Le matin du 13 août, je me lève tôt. Face au miroir, j’observe mon corps, ce corps si solide qui me porte depuis toujours, qui n’a jamais flanché, ce corps dont je n’ai jamais douté. Depuis mes 16 ans, et après deux grossesses, il n’a pas bougé. Cinquante kilos, aucun régime mais beaucoup de sport, du plaisir à courir, à danser, à me sentir vivante. C’est étrange comme je me suis toujours sentie bien dans ma peau et comme, à cet instant, tout tremble en moi, tout semble faillible. Ce sein qui, il y a vingt ans, allaitait mes filles. Ces cheveux longs qui sont mon héritage, mon cadeau, ma féminité. Et cette idée que je peux tout perdre.

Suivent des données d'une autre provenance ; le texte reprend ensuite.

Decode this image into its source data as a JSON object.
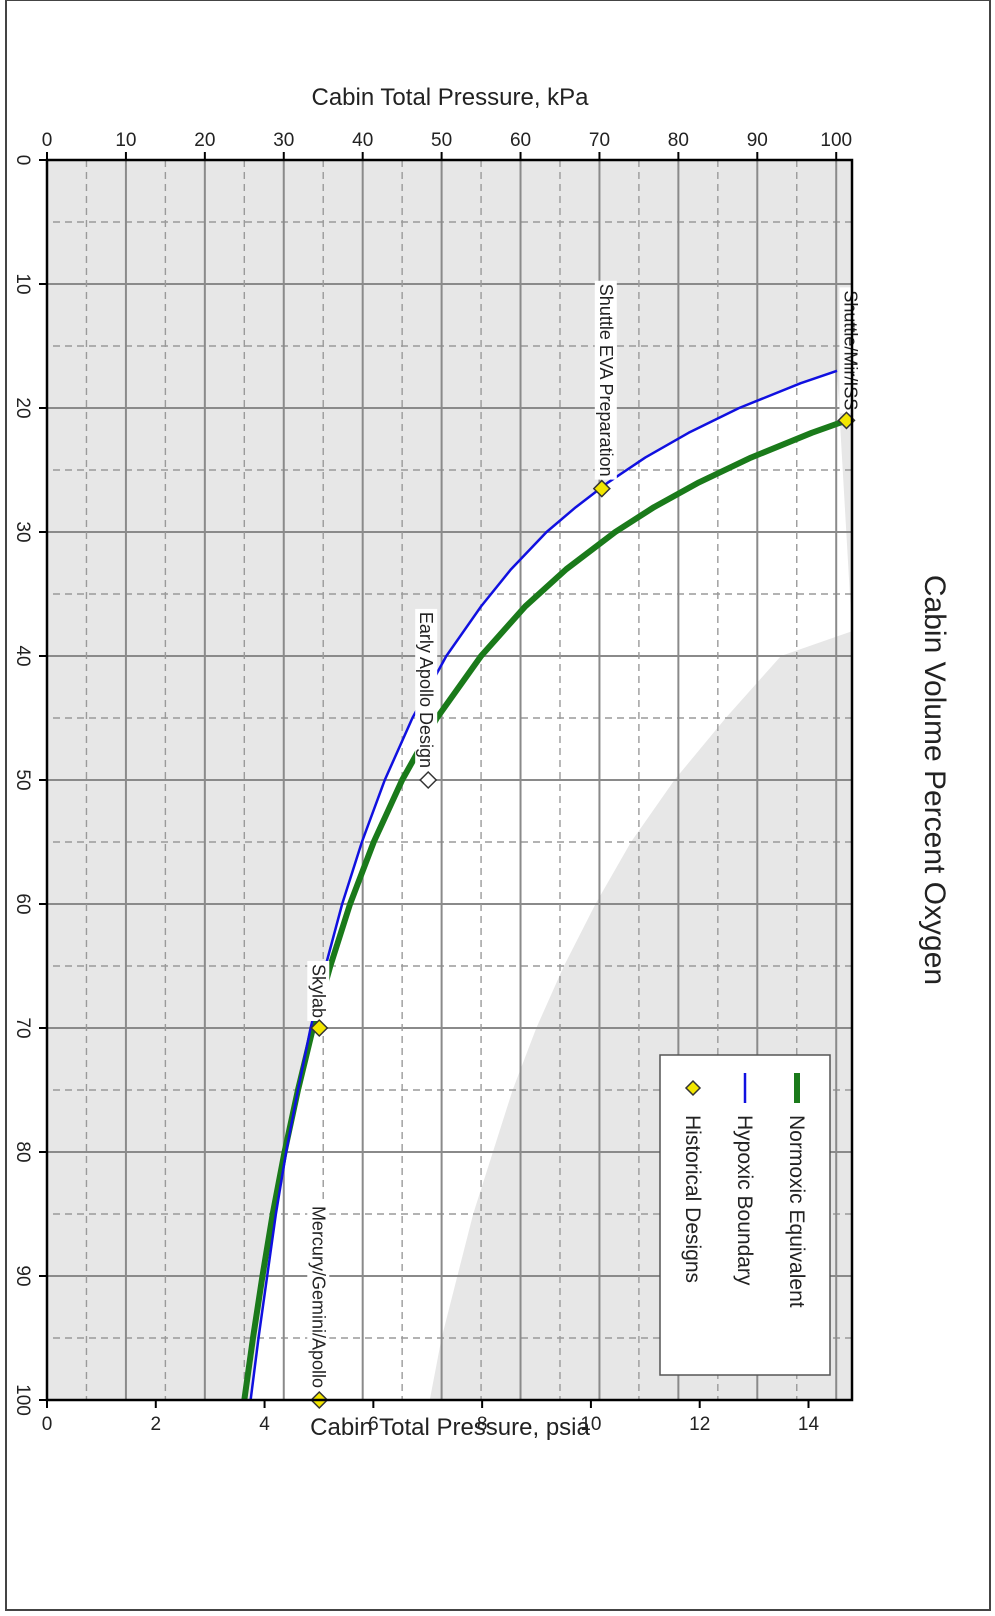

J’enfile une robe rose, parsemée de cœurs blancs.
C’est une belle robe drapée que je choisis de porter avec de hauts talons blancs, les cheveux détachés, la peau bronzée.
Comme si la maladie ne pouvait pas m’atteindre. Comme si j’y pouvais quelque chose.
Dans le bureau du chirurgien, Bruno me tient la main. Le docteur R. ne me regarde pas. Je sais qu’il connaît la gravité du mal, les résultats de la biopsie sont sur son bureau. Mais il veut d’abord faire ma connaissance, savoir ce que je fais, à quoi ressemble ma vie.
Je lui raconte mes filles, mon travail, mon énergie. Il me regarde dans les yeux.
« Vous n’avez aucun facteur de risque et, pourtant, vous avez un carcinome canalaire infiltrant, grade 3. »
Sur le coup, je ne comprends pas. Mais la main de Bruno, qui me serre de plus en plus fort, le trahit. Une vague d’une violence inouïe m’emporte et, pour la première fois depuis longtemps, je pleure.
Ce sont des larmes de désespoir.
Je n’ai pas peur de la mort, mais je ne veux pas mourir, pas maintenant, pas comme ça, il est bien trop tôt. Dans ce bureau froid de la clinique, à côté de mon mari et en face du chirurgien, j’ai cette atroce sensation que c’est la fin.